Nurse Navigator, DSNP

The Health Plan of West Virginia IncWheeling, WV
2d

About The Position

The D-SNP (Dual-Eligible Special Needs Plan) Nurse Navigator is responsible for the navigation and advocacy of members who are dually eligible for both Medicare and Medicaid. These members often have multiple or complex medical and/or behavioral health, socioeconomic, and functional needs that require comprehensive care coordination services. These services may include navigation beyond the specific case or situation, providing the member with a wide spectrum of services directed at not only medical or behavioral changes but healthy lifestyles and optimal outcomes assuring quality and continuity of care within the managed care system. Care coordination directs intervention by offering education and support, liaising with providers of medical/behavioral services and equipment to facilitate effective communication, streamline referrals, assist in developing and implementing comprehensive individualized care plans, and supporting smooth discharge planning. This is achieved through the establishment of routine follow up to monitor, evaluate, revise or close care plan interventions and goals which support ongoing communication and interaction among the interdisciplinary care team and provides opportunities to appraise cases for quality of care.

Requirements

  • Registered Nurse with at least five (5) years’ experience. Three (3) of those years may be work experience as a nurse’s aide, LPN or other appropriate position in a clinical setting. (RN outside minimum experience may be waived for internal applicants currently employed as an LPN with written recommendation of current supervisor or manager).
  • Active Ohio or WV licensure upon hire. Ohio or West Virginia multistate licensure must be obtained within the 90-day probationary period and maintained throughout employment including compliance with State Boards of Nursing and continuing education policy.

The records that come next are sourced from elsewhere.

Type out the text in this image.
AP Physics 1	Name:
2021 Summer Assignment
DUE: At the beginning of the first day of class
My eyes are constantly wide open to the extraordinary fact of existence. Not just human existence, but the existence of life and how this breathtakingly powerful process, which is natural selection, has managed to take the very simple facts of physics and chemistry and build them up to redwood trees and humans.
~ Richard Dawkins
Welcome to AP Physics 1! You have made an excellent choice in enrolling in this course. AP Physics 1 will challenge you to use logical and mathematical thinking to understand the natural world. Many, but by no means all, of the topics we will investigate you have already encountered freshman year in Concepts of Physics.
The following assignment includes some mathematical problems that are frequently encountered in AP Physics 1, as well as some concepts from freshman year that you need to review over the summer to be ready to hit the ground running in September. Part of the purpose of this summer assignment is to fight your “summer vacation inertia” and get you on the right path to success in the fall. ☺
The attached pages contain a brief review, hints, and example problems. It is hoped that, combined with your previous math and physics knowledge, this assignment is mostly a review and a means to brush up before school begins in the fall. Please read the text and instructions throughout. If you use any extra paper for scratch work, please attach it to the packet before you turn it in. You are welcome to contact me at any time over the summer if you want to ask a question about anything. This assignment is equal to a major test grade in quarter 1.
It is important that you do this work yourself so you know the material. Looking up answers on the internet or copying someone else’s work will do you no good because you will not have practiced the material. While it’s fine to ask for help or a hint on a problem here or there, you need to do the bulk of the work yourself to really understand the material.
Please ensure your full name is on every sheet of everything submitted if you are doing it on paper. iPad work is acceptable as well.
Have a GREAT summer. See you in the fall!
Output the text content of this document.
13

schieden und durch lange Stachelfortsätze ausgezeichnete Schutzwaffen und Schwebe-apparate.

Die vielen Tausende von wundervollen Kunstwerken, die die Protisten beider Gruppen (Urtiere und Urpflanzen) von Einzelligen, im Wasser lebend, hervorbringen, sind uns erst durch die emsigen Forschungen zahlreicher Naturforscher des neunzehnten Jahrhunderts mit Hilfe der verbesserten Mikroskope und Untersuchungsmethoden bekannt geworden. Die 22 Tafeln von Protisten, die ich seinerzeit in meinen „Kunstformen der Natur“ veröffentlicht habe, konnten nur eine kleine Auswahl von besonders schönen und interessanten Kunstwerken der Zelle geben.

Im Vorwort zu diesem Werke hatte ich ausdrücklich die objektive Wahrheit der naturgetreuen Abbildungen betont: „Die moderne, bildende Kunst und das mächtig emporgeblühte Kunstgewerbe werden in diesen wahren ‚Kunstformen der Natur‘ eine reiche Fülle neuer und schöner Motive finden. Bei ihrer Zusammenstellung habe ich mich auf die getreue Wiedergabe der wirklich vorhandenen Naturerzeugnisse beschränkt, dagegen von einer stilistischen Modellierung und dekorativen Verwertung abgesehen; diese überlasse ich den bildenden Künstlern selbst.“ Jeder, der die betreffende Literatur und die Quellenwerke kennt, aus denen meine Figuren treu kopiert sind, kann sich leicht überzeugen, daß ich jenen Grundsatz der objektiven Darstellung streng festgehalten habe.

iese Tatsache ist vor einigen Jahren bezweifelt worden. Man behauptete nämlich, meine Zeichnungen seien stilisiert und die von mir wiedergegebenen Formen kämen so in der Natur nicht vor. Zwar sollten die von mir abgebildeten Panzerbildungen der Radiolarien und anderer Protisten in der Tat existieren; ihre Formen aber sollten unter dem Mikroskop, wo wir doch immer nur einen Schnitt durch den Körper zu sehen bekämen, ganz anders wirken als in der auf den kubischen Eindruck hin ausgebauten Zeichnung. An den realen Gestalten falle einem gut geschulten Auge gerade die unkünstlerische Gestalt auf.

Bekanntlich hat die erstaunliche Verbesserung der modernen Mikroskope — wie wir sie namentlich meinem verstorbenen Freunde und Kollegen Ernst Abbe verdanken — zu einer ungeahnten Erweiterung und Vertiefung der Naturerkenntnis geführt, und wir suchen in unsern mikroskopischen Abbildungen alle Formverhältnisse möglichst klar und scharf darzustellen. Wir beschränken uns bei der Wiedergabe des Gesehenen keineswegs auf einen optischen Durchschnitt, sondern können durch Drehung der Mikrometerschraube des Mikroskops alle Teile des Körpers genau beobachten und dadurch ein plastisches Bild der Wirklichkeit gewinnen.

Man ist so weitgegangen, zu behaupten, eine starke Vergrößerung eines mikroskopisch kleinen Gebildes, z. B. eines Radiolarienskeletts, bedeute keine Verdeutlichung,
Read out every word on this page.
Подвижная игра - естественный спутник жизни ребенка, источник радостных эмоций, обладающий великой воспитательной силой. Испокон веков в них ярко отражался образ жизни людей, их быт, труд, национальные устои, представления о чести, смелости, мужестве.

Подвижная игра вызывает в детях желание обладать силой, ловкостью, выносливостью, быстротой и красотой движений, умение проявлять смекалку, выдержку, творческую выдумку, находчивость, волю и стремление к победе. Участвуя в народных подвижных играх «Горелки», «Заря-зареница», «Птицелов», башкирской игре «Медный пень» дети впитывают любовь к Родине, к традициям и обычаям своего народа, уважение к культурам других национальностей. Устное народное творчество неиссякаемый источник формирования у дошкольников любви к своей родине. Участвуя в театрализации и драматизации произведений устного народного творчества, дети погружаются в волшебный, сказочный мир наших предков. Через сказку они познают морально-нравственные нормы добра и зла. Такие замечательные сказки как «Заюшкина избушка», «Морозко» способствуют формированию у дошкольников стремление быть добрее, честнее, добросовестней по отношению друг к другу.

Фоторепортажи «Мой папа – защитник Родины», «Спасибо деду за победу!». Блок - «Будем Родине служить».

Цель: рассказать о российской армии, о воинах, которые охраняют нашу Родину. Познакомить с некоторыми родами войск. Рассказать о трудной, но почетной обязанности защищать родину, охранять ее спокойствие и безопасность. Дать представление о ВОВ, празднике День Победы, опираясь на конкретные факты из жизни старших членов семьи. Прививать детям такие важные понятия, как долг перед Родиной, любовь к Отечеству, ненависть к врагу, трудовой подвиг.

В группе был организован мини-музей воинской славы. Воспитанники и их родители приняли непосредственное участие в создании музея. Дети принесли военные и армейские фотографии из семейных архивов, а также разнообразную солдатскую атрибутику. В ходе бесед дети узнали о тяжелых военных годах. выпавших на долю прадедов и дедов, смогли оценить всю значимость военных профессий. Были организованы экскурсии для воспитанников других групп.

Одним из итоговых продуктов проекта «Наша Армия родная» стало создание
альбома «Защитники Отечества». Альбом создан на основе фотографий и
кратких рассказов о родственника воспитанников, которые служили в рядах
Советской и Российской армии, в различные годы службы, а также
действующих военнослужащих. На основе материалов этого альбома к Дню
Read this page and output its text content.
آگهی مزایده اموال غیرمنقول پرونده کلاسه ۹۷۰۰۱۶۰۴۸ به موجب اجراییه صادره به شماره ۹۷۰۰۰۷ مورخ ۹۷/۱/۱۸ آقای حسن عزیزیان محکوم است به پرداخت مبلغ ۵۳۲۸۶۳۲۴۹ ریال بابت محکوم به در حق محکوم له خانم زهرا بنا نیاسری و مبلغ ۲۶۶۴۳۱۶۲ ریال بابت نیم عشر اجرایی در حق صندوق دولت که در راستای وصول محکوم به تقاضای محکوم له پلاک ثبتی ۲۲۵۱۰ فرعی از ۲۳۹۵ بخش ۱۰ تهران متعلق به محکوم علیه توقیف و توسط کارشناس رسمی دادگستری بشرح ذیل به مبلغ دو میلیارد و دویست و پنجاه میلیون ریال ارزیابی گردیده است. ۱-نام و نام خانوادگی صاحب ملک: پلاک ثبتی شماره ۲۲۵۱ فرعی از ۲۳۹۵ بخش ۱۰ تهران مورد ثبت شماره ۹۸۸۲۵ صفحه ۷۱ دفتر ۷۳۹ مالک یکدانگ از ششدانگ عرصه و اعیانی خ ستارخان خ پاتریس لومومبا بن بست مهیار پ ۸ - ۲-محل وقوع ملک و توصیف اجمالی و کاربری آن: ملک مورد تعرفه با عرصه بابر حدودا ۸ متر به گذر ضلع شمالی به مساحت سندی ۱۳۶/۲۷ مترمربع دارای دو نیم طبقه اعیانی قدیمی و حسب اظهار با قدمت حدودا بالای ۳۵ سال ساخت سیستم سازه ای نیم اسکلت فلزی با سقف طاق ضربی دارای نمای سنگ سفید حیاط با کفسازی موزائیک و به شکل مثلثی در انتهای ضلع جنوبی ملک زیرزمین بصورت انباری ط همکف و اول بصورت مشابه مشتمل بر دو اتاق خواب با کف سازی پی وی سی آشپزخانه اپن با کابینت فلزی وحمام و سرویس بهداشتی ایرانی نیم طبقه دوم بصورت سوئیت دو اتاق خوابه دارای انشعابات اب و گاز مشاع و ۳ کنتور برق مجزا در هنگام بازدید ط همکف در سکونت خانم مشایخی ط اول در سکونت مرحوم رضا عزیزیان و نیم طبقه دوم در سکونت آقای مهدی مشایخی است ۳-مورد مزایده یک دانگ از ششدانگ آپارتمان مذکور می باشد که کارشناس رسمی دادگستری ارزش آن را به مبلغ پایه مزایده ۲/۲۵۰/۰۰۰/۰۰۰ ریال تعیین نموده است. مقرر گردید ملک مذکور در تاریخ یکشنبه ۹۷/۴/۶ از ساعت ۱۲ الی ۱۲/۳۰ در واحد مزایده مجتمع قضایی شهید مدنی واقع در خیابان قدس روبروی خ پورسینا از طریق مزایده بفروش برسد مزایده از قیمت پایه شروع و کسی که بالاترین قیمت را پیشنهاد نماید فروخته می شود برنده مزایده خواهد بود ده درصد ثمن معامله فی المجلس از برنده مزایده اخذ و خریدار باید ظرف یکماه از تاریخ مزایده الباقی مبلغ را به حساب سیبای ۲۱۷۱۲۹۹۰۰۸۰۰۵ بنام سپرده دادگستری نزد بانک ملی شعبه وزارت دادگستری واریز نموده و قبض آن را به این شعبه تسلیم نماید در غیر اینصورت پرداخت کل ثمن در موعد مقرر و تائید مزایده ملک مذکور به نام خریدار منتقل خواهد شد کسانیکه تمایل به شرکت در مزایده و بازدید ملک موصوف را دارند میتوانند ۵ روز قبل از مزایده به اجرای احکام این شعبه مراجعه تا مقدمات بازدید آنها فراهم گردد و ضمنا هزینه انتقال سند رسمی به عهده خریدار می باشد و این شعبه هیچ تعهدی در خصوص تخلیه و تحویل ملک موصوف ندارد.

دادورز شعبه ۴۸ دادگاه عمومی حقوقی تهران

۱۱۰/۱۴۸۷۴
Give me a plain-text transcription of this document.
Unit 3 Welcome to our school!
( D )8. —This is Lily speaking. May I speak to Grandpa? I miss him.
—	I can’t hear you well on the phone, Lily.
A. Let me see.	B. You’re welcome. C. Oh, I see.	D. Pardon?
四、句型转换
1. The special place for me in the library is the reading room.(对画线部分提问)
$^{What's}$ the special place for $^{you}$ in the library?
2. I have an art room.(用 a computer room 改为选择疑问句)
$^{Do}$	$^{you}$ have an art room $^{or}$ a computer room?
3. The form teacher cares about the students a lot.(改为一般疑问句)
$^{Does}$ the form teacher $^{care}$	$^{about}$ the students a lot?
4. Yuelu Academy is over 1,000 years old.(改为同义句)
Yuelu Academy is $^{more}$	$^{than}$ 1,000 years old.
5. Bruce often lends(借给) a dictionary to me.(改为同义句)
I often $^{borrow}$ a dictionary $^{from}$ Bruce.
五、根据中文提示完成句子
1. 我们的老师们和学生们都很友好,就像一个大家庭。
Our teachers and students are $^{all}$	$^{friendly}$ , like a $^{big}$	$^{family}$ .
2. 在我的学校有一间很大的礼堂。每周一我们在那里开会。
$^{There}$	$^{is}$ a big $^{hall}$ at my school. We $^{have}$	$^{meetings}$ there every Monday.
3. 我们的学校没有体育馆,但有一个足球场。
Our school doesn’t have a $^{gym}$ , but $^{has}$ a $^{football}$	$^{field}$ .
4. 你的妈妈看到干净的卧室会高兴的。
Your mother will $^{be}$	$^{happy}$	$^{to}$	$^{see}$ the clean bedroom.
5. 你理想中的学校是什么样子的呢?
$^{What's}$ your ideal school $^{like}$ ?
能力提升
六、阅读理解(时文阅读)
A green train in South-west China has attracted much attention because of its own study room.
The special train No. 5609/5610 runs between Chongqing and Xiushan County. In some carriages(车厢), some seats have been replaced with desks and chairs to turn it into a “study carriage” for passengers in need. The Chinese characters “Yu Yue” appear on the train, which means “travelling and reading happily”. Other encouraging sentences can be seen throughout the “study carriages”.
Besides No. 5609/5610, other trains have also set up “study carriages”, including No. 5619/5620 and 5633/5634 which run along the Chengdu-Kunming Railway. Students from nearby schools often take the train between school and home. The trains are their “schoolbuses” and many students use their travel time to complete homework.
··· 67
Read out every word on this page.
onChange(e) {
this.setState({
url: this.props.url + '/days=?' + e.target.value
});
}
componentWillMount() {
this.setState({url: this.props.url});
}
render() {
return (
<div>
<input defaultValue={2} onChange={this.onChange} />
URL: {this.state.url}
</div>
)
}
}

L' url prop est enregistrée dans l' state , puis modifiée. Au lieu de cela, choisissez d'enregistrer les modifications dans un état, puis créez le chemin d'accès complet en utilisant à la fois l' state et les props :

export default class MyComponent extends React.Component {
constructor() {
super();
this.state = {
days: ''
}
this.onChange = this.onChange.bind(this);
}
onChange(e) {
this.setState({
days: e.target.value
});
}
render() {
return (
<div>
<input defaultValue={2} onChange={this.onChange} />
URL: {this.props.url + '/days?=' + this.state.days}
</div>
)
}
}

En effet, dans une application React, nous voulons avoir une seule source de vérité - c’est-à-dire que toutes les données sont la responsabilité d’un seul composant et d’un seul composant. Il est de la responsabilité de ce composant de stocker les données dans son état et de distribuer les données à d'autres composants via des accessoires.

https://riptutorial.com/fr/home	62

Other licensure as company expansion warrants.
  • Demonstration of excellent oral, written, telephonic and interpersonal skills.
  • Demonstration of proficient keyboarding skills and computer literacy with the ability to navigate through multiple systems.
  • Flexibility and demonstration of the ability to balance an independent and team working environment, multitask, work in a fast-paced environment, and adapt to changing processes.
  • Possession of a superior work ethic and a commitment to excellence and accountability.
  • Proven ability to exercise independent and sound judgment in decision making, utilizing all relevant information with proactive identification and resolution of issues.

Nice To Haves

  • Utilization Management, Quality Improvement, Case Management, Disease Management, or other Managed Care experience is desirable.
  • Certification in an area of clinical expertise related to current work i.e., CDE, CCM, CMCN, Motivational Interviewing/MI Trainer, etc.

Responsibilities

  • Coordinate and provide case management services that are safe, timely, effective, efficient, equitable, and client-centered.
  • Handle case assignments, perfrom comprehensive and thorough medical, behavioral, functional and social determinant of health assessments, develop and maintain care plans, review case progress and determine case closure.
  • Help members achieve wellness and autonomy.
  • Facilitate multiple care aspects (care coordination, condition education, utilization management, information sharing, redirection/transitional care, cost containment, benefit maximization, etc) across the care continuum inclusive of communications with all relevant multi disciplinary care team members.
  • Help members make informed decisions by acting as a resource and advocate regarding their clinical status and treatment options.
  • Develop effective working relations within the industry and cooperate with medical/behavioral team members throughout the entire care coordination process.
  • Arrange non-benefit services with community based agengies, external social services, health and governmental agencies.
  • Thoroughly develop and document interactions with patients and families to keep track of their progress towards goals and to ensure satisfaction.
  • Record case information, complete accurately and timely all necessary referrals, reviews, assessments, careplans, notes, activies, forms and workflows to produce results evidencing adherence to case management interrater review benchmarks and NCQA, CMS and/or BMS regualatory standards as appropriate.
  • Promote quality and cost-effective interventions and outcomes in accordance with plan benefits.
  • Assess and address motivational and psychosocial issues.
  • Adhere to professional standards as outlined by protocols, rules and regulations.